Asked where the money is today, Kimberly Burns, resource lawyer at Denton’s Canada, said: “I'm gonna skip right over where the money is not, and that is in the traditional retail and capital markets.

"I have yet to find anyone that can look me in the eye and choose to say, 'yes, 2024 is the year that retail investors are coming back to the resource industry.'

“We see money available in private equity. And by private equity, I mean everything from local family business that's looking to invest their generational wealth, to the largest global private equity funds that are using Canadian resources as part of their portfolios.

“Now, if you are a revenue positive business in the resources sector in Canada, private equity across North America is looking at you. They're analyzing you and they're thinking about you. And if you haven't had the call of a reach-out, it's on its way.”

She said resource companies looking for private equity investment in Canada should ensure they have good relations and partnerships with First Nations.

“You need strong positive engagement and you need, ideally, strong positive endorsement from the indigenous groups and the nations that are in your community.”

Kendra Johnson, managing director at investment fund manager PearTree, and former CEO of the Association of Mineral Exploration (AME), agreed that retail investors have largely fled the resources scene.

“If we go back 10, 15 years, we used to see a lot of money coming from the retail sector and, to Kimberly's, point that money is not there anymore,” she said.

“It dried up five, six years ago at this point. And at that time, we saw a real transition into traditional flow-through funds, and flow-through is one of the things that has been an incredible success from a physical policy perspective, both federally and provincially.”

Flow-through shares are a financial instrument that appears to be unique to Canada and largely used by the junior mining sector. They are investments in which the investor gets to claim a tax deduction equal to the amount invested, according to the Prospectors and Development Association of Canada (PDAC).

Johnson said junior miners listed on Canadian stock exchanges raise about $1.3 billion in a given year.

“Approximately 83 per cent of that is raised through the flow through regime,” she said.

Another more recent financing mechanism is the federal government’s new critical minerals tax credit, which Johnson characterized as “a resounding success.”

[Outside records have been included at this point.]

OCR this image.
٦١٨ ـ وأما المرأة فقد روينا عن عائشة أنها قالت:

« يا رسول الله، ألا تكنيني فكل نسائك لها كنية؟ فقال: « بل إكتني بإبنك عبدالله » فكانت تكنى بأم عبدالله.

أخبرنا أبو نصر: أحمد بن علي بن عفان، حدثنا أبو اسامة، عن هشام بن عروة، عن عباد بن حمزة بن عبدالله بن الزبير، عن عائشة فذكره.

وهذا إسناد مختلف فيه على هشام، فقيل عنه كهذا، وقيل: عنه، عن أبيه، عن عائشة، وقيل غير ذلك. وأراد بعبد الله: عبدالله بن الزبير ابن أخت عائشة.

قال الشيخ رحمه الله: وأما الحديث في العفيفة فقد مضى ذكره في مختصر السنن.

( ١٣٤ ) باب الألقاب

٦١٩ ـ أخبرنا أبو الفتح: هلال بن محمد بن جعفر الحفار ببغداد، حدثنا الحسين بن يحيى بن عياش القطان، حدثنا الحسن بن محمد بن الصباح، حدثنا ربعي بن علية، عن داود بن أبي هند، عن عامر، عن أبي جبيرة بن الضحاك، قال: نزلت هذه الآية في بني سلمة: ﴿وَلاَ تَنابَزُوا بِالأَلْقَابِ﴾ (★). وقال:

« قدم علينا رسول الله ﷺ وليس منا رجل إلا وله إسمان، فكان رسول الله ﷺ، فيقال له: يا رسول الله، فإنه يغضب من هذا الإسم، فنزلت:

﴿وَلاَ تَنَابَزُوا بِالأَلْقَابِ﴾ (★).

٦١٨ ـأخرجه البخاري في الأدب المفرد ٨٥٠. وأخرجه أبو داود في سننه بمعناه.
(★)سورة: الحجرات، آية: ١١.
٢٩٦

“The resounding success that that program has had in the first 18 months -- so from the time it was announced in April 2022 through to the end of 2023 -- there was over $500 million raised for critical mineral projects across the country,” Johnson said.

But the federal government giveth and taketh away. Johnson warned that proposed amendments to the federal alternative minimum tax will claw back some of capital raised through the new critical minerals tax.

“Really what that's going to do is it's going to impact the very few... people who are raising funds for critical minerals in Canada,” she said.

“I don't think it was intentional to have it impact the critical minerals tax credit in the way that it's going to. But at the end of the day, the ultimate impact that it's going to be is a reduction of about 30 per cent of investment coming into critical minerals through that critical minerals tax credit.

“So that $500 million that was raised -- had the new proposed rules been in place -- going forward would have resulted over the last couple years to be about $333 million instead of the $500 million.”

Another source for financing may come from First Nations, which are increasingly inclined to take equity positions in resource projects. On Wednesday, for example, Defense Metals Corp. (TSX-V:DEFN), which is developing the Wicheeda rare earths project near Prince George, announced that the McLeod Lake Indian Band is taking a one per cent equity stake in the company.

First Nations have been more active in Alberta, thanks to a loan guarantee program there, according Jameel Sayani, Northern BC Provincial Director (BC), Indigenous Services for MNP.

“In Alberta, they have something called the Alberta Indigenous Opportunities Corporation, where First Nations can go raise capital with a loan guarantee," he said. "We're hoping for the same same kind of thing to happen in B.C. eventually.”